Pharmaceutical companies have frequently been harangued in the past for their “failure to warn” about the risks involved in using their products even if they knew or should have known that the risk was there. The Food and Drug Administration (FDA) have required these companies to modify their warning labels to reflect these risks, which have provided a “cut off” for patients who may have suffered personal injury for using the product. After all, they’ve been warned.
That may no longer be enough for these drug companies to avoid liability.
A recent ruling by the Pennsylvania Supreme Court for dangerous drug products effectively elevated the liability threshold for drug companies regarding products that carry too high a risk of harm to be ever marketed in the first place. In other words, if a drug is deemed too dangerous, the drug company is liable for any harm that happens to its users even if the company clearly warned patients and doctors about the associated risks.
A Xarelto lawsuit is often associated with serious and uncontrollable bleeding that poses a risk to the health and life of the patient.

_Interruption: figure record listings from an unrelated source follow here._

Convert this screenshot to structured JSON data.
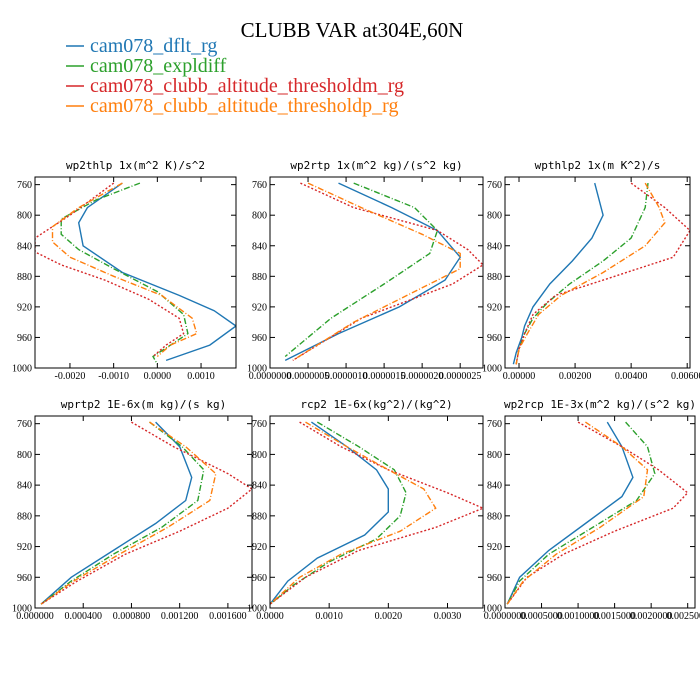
{
  "title": "CLUBB VAR at304E,60N",
  "legend": [
    {
      "name": "cam078_dflt_rg",
      "color": "#1f77b4",
      "dash": ""
    },
    {
      "name": "cam078_expldiff",
      "color": "#2ca02c",
      "dash": "6,2,1,2"
    },
    {
      "name": "cam078_clubb_altitude_thresholdm_rg",
      "color": "#d62728",
      "dash": "2,2"
    },
    {
      "name": "cam078_clubb_altitude_thresholdp_rg",
      "color": "#ff7f0e",
      "dash": "6,2,1,2"
    }
  ],
  "chart_data": [
    {
      "type": "line",
      "title": "wp2thlp  1x(m^2 K)/s^2",
      "xlim": [
        -0.0028,
        0.0018
      ],
      "ylim": [
        1000,
        750
      ],
      "xticks": [
        -0.002,
        -0.001,
        0.0,
        0.001
      ],
      "xtick_labels": [
        "-0.0020",
        "-0.0010",
        "0.0000",
        "0.0010"
      ],
      "yticks": [
        760,
        800,
        840,
        880,
        920,
        960,
        1000
      ],
      "series": [
        {
          "name": "cam078_dflt_rg",
          "x": [
            -0.0008,
            -0.0016,
            -0.0018,
            -0.0017,
            -0.0008,
            0.0005,
            0.0013,
            0.0018,
            0.0012,
            0.0002
          ],
          "y": [
            758,
            790,
            810,
            840,
            875,
            905,
            925,
            945,
            970,
            990
          ]
        },
        {
          "name": "cam078_expldiff",
          "x": [
            -0.0004,
            -0.0014,
            -0.0022,
            -0.0022,
            -0.0018,
            -0.001,
            0.0,
            0.0006,
            0.0007,
            0.0003,
            -0.0001,
            0.0
          ],
          "y": [
            758,
            780,
            805,
            825,
            845,
            870,
            900,
            930,
            955,
            970,
            985,
            995
          ]
        },
        {
          "name": "cam078_clubb_altitude_thresholdm_rg",
          "x": [
            -0.001,
            -0.002,
            -0.0028,
            -0.0028,
            -0.0022,
            -0.0012,
            -0.0002,
            0.0005,
            0.0006,
            0.0002,
            -0.0001
          ],
          "y": [
            758,
            800,
            830,
            848,
            865,
            885,
            910,
            935,
            955,
            970,
            985
          ]
        },
        {
          "name": "cam078_clubb_altitude_thresholdp_rg",
          "x": [
            -0.0008,
            -0.0018,
            -0.0024,
            -0.0024,
            -0.002,
            -0.001,
            0.0001,
            0.0008,
            0.0009,
            0.0003,
            0.0
          ],
          "y": [
            758,
            790,
            815,
            835,
            855,
            880,
            905,
            935,
            955,
            970,
            985
          ]
        }
      ]
    },
    {
      "type": "line",
      "title": "wp2rtp  1x(m^2 kg)/(s^2 kg)",
      "xlim": [
        0.0,
        2.8e-06
      ],
      "ylim": [
        1000,
        750
      ],
      "xticks": [
        0.0,
        5e-07,
        1e-06,
        1.5e-06,
        2e-06,
        2.5e-06
      ],
      "xtick_labels": [
        "0.0000000",
        "0.0000005",
        "0.0000010",
        "0.0000015",
        "0.0000020",
        "0.0000025"
      ],
      "yticks": [
        760,
        800,
        840,
        880,
        920,
        960,
        1000
      ],
      "series": [
        {
          "name": "cam078_dflt_rg",
          "x": [
            9e-07,
            1.6e-06,
            2.2e-06,
            2.5e-06,
            2.3e-06,
            1.7e-06,
            9e-07,
            2e-07
          ],
          "y": [
            758,
            790,
            820,
            855,
            885,
            920,
            955,
            990
          ]
        },
        {
          "name": "cam078_expldiff",
          "x": [
            1.1e-06,
            1.9e-06,
            2.2e-06,
            2.1e-06,
            1.5e-06,
            8e-07,
            2e-07
          ],
          "y": [
            758,
            790,
            820,
            850,
            890,
            935,
            985
          ]
        },
        {
          "name": "cam078_clubb_altitude_thresholdm_rg",
          "x": [
            4e-07,
            1.1e-06,
            2.2e-06,
            2.6e-06,
            2.8e-06,
            2.4e-06,
            1.2e-06,
            3e-07
          ],
          "y": [
            758,
            790,
            820,
            845,
            865,
            890,
            935,
            990
          ]
        },
        {
          "name": "cam078_clubb_altitude_thresholdp_rg",
          "x": [
            5e-07,
            1.2e-06,
            2e-06,
            2.5e-06,
            2.5e-06,
            2e-06,
            1.1e-06,
            3e-07
          ],
          "y": [
            758,
            790,
            825,
            850,
            870,
            895,
            940,
            990
          ]
        }
      ]
    },
    {
      "type": "line",
      "title": "wpthlp2  1x(m K^2)/s",
      "xlim": [
        -0.0005,
        0.0061
      ],
      "ylim": [
        1000,
        750
      ],
      "xticks": [
        0.0,
        0.002,
        0.004,
        0.006
      ],
      "xtick_labels": [
        "0.00000",
        "0.00200",
        "0.00400",
        "0.00600"
      ],
      "yticks": [
        760,
        800,
        840,
        880,
        920,
        960,
        1000
      ],
      "series": [
        {
          "name": "cam078_dflt_rg",
          "x": [
            0.0027,
            0.003,
            0.0026,
            0.0019,
            0.0011,
            0.0005,
            0.0002,
            0.0001,
            -0.0001,
            -0.0002
          ],
          "y": [
            758,
            800,
            830,
            860,
            890,
            920,
            945,
            960,
            980,
            995
          ]
        },
        {
          "name": "cam078_expldiff",
          "x": [
            0.0046,
            0.0045,
            0.004,
            0.003,
            0.0018,
            0.001,
            0.0005,
            0.0002,
            0.0,
            -0.0001
          ],
          "y": [
            758,
            790,
            830,
            860,
            890,
            915,
            935,
            955,
            975,
            995
          ]
        },
        {
          "name": "cam078_clubb_altitude_thresholdm_rg",
          "x": [
            0.004,
            0.0052,
            0.0061,
            0.0055,
            0.003,
            0.0013,
            0.0005,
            0.0002,
            0.0,
            -0.0001
          ],
          "y": [
            758,
            790,
            820,
            855,
            885,
            905,
            930,
            955,
            975,
            995
          ]
        },
        {
          "name": "cam078_clubb_altitude_thresholdp_rg",
          "x": [
            0.0045,
            0.005,
            0.0052,
            0.0045,
            0.003,
            0.0015,
            0.0007,
            0.0003,
            0.0,
            -0.0001
          ],
          "y": [
            758,
            790,
            810,
            840,
            875,
            905,
            930,
            955,
            975,
            995
          ]
        }
      ]
    },
    {
      "type": "line",
      "title": "wprtp2  1E-6x(m kg)/(s kg)",
      "xlim": [
        0.0,
        0.0018
      ],
      "ylim": [
        1000,
        750
      ],
      "xticks": [
        0.0,
        0.0004,
        0.0008,
        0.0012,
        0.0016
      ],
      "xtick_labels": [
        "0.000000",
        "0.000400",
        "0.000800",
        "0.001200",
        "0.001600"
      ],
      "yticks": [
        760,
        800,
        840,
        880,
        920,
        960,
        1000
      ],
      "series": [
        {
          "name": "cam078_dflt_rg",
          "x": [
            0.001,
            0.0012,
            0.0013,
            0.00125,
            0.001,
            0.00065,
            0.0003,
            5e-05
          ],
          "y": [
            758,
            790,
            830,
            860,
            890,
            925,
            960,
            995
          ]
        },
        {
          "name": "cam078_expldiff",
          "x": [
            0.00095,
            0.00122,
            0.0014,
            0.00135,
            0.00105,
            0.00065,
            0.0003,
            5e-05
          ],
          "y": [
            758,
            790,
            820,
            860,
            895,
            930,
            965,
            995
          ]
        },
        {
          "name": "cam078_clubb_altitude_thresholdm_rg",
          "x": [
            0.0008,
            0.00115,
            0.0016,
            0.0018,
            0.0016,
            0.0012,
            0.00075,
            0.00035,
            5e-05
          ],
          "y": [
            758,
            790,
            825,
            845,
            870,
            900,
            930,
            965,
            995
          ]
        },
        {
          "name": "cam078_clubb_altitude_thresholdp_rg",
          "x": [
            0.00095,
            0.00125,
            0.0015,
            0.00145,
            0.0011,
            0.0007,
            0.00032,
            5e-05
          ],
          "y": [
            758,
            790,
            825,
            860,
            895,
            930,
            965,
            995
          ]
        }
      ]
    },
    {
      "type": "line",
      "title": "rcp2  1E-6x(kg^2)/(kg^2)",
      "xlim": [
        0.0,
        0.0036
      ],
      "ylim": [
        1000,
        750
      ],
      "xticks": [
        0.0,
        0.001,
        0.002,
        0.003
      ],
      "xtick_labels": [
        "0.0000",
        "0.0010",
        "0.0020",
        "0.0030"
      ],
      "yticks": [
        760,
        800,
        840,
        880,
        920,
        960,
        1000
      ],
      "series": [
        {
          "name": "cam078_dflt_rg",
          "x": [
            0.0007,
            0.0013,
            0.0018,
            0.002,
            0.002,
            0.0016,
            0.0008,
            0.0003,
            0.0
          ],
          "y": [
            758,
            790,
            820,
            845,
            875,
            905,
            935,
            965,
            995
          ]
        },
        {
          "name": "cam078_expldiff",
          "x": [
            0.0008,
            0.0015,
            0.0021,
            0.0023,
            0.0022,
            0.0018,
            0.001,
            0.0004,
            0.0
          ],
          "y": [
            758,
            790,
            820,
            850,
            880,
            910,
            940,
            970,
            995
          ]
        },
        {
          "name": "cam078_clubb_altitude_thresholdm_rg",
          "x": [
            0.0005,
            0.0012,
            0.002,
            0.003,
            0.0036,
            0.0028,
            0.0015,
            0.0006,
            0.0
          ],
          "y": [
            758,
            790,
            820,
            850,
            870,
            895,
            925,
            960,
            995
          ]
        },
        {
          "name": "cam078_clubb_altitude_thresholdp_rg",
          "x": [
            0.0006,
            0.0013,
            0.002,
            0.0026,
            0.0028,
            0.0022,
            0.0012,
            0.0005,
            0.0
          ],
          "y": [
            758,
            790,
            820,
            845,
            870,
            900,
            930,
            960,
            995
          ]
        }
      ]
    },
    {
      "type": "line",
      "title": "wp2rcp  1E-3x(m^2 kg)/(s^2 kg)",
      "xlim": [
        0.0,
        0.0026
      ],
      "ylim": [
        1000,
        750
      ],
      "xticks": [
        0.0,
        0.0005,
        0.001,
        0.0015,
        0.002,
        0.0025
      ],
      "xtick_labels": [
        "0.0000000",
        "0.0005000",
        "0.0010000",
        "0.0015000",
        "0.0020000",
        "0.0025000"
      ],
      "yticks": [
        760,
        800,
        840,
        880,
        920,
        960,
        1000
      ],
      "series": [
        {
          "name": "cam078_dflt_rg",
          "x": [
            0.0014,
            0.0016,
            0.00175,
            0.0016,
            0.0011,
            0.0006,
            0.0002,
            3e-05
          ],
          "y": [
            758,
            790,
            830,
            855,
            890,
            925,
            960,
            995
          ]
        },
        {
          "name": "cam078_expldiff",
          "x": [
            0.00165,
            0.00195,
            0.00205,
            0.0018,
            0.0012,
            0.0006,
            0.0002,
            3e-05
          ],
          "y": [
            758,
            790,
            825,
            860,
            895,
            930,
            965,
            995
          ]
        },
        {
          "name": "cam078_clubb_altitude_thresholdm_rg",
          "x": [
            0.001,
            0.0016,
            0.0021,
            0.0025,
            0.0023,
            0.0015,
            0.0008,
            0.0003,
            3e-05
          ],
          "y": [
            758,
            790,
            820,
            850,
            870,
            900,
            930,
            960,
            995
          ]
        },
        {
          "name": "cam078_clubb_altitude_thresholdp_rg",
          "x": [
            0.0011,
            0.0016,
            0.00195,
            0.0019,
            0.0013,
            0.0007,
            0.00025,
            3e-05
          ],
          "y": [
            758,
            790,
            820,
            855,
            895,
            930,
            965,
            995
          ]
        }
      ]
    }
  ]
}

Xarelto (rivaroxaban) is an anticoagulant of the class direct factor Xa (10-a) inhibitors or xabans, and like all blood thinners pose a risk of bleeding for its users. However, because Xarelto has no known reversal agent, its introduction into the market despite this lack may be interpreted by the courts as negligence based on the recent Pennsylvania ruling.
That is probably what Kentucky resident Virginia Stuntebeck was counting on when she filed a Xarelto lawsuit in Pennsylvania state court, naming Xarelto US distributor Janssen Ortho LLC and manufacturer Bayer Corp among others as defendants. Janssen had been served first, and the company succeeded in petitioning for a transfer of the case to federal court. However, the federal court promptly returned the case to Pennsylvania state court because Bayer is based in that state.
When and if the case finally makes it to trial, it is probable that there will be many more that had been filed in the meantime, which may mean that Janssen and Bayer may be in the bag for their dangerous drug. The payouts and settlements will probably be for hefty sums, but considering that Janssen has posted more than $800 million in sales in the US alone for 2013, they can probably afford it.